An unintended consequence of the enactment of the Sarbanes-Oxley Act in 2002 was a significant increase in board member compensation, particularly at public companies with large, complex or globally dispersed business operations. Those companies vigorously defended the increases as vital to attract and retain top-flight director talent and as fair to compensate directors for the greater time required to responsibly discharge their governance duties. Prominent and wealthy colleges and universities will implement compensation schemes for those same reasons. Peers of the first-mover institution, loathe to fall behind, will quickly follow suit. Institutions with less prominence or wealth will not want to be perceived as laggards in adopting an emerging de facto governance practice and will respond with compensation schemes corresponding to their resources. Only state institutions with prescriptive statutes and regulations on board member eligibility and compensation will have good arguments against adoption of compensation mechanisms.
Boards will have no choice but to become much more independent.
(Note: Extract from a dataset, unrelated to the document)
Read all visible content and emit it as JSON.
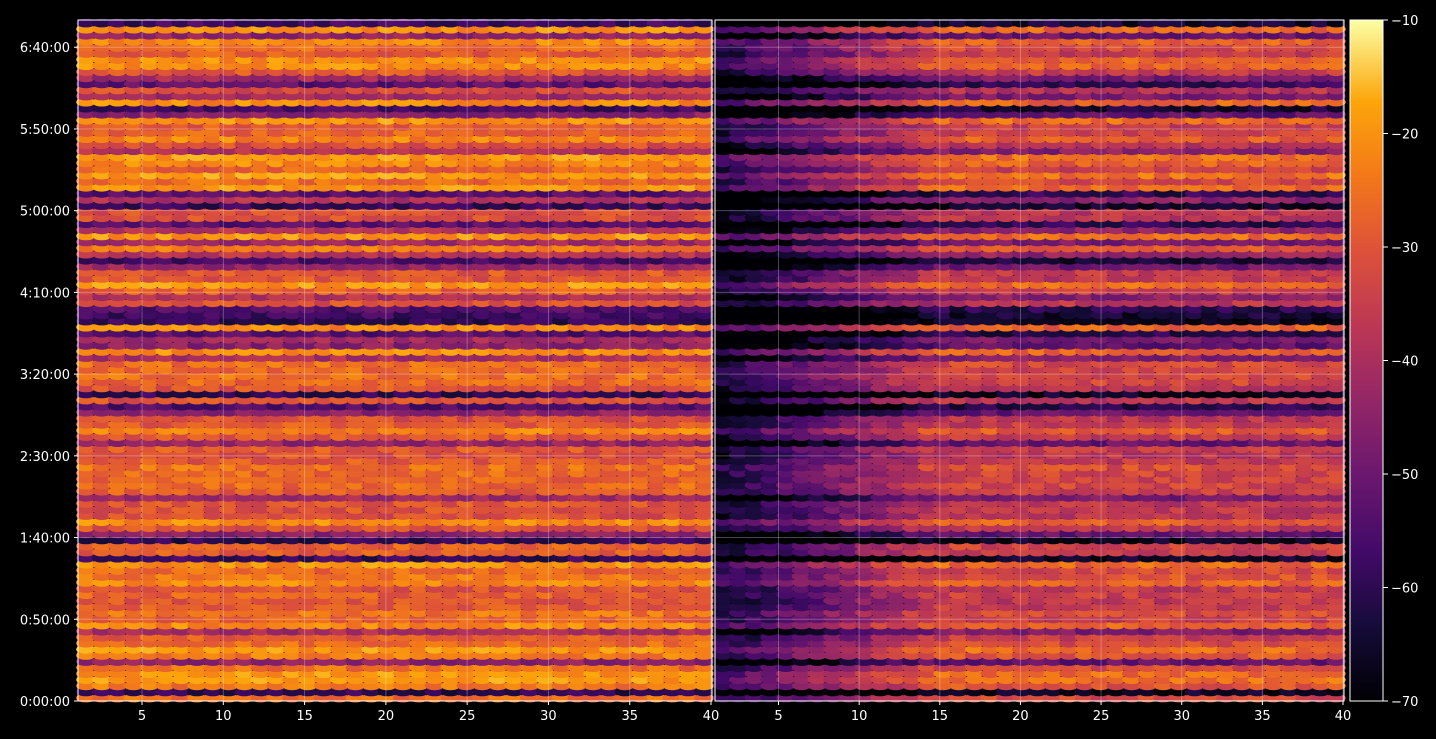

Best practices in public company board membership dictate that most directors have little or no affiliation with that company. For historically valid reasons, higher education institutions have taken the opposite approach. Board members are recruited precisely because of their strong affiliation to the institution as involved graduates or active benefactors. While those persons will continue to play critical roles in supporting the institution, higher expectations of transparency and independence will oblige boards to act with irreproachable standards of care. Two-tiered boards—the first an independent professionalized body overseeing the mission-critical operations of the institution, and the second, an important, but softer advisory body with no substantive legal duties—may be one of the preferred models for balancing the demands of risk management and the need to include important affiliated stakeholders.
Higher education will be accepted as a consumer business.
Students entering colleges and universities today have greater expectations than at any time in the thousand-year history of higher education. Most are not humbled at the honor of inclusion in an education community, but instead demand that the institution meet their just-in-time needs and expectations. Boards must ensure that students (and their financial supporters) make a satisfying purchase decision with lifetime warranties for a positive “experience,” a useful intellectual product and life-long transportable skill sets and competencies. Boards will need to guide, and in many cases prod, colleges and universities to locate Apple stores and Starbucks in the Great Hall of the Ivory Tower.
Change will be constant and uncomfortable.
Boards must operate at the speed of right. Reactions to existential crises like those besetting Penn State and the University of California at Davis need to be swift, coordinated, strategic, and sustained. Similarly, responses to major competitive changes—e.g., the inevitable tuition price wars—will not wait until the next regularly scheduled board meeting. Arms races for academic talent and other competitive differentiators will compel boards to ask difficult questions. What will we do if an institution lures away a star faculty member? Is our academic bench deep enough to compete successfully for research or other grant funding? Is the tenure system working for us or against us? Is our mission still relevant? Academic “products” should be constantly evaluated by boards, which in turn will mean boards must be deeply versed in the product offerings and mix of their institutions. Course offerings will only resonate if they are relevant to students’ current tastes and needs, a point driven home by a national news organization report in early December 2011 that Georgetown University is offering a course, for academic credit, on the rapper Jay-Z’s body of work. Wherefore art thou, Beyoncé?
Walter G. DeSocio is the Vice President for Legal Affairs and General Counsel of Utica College (N.Y.).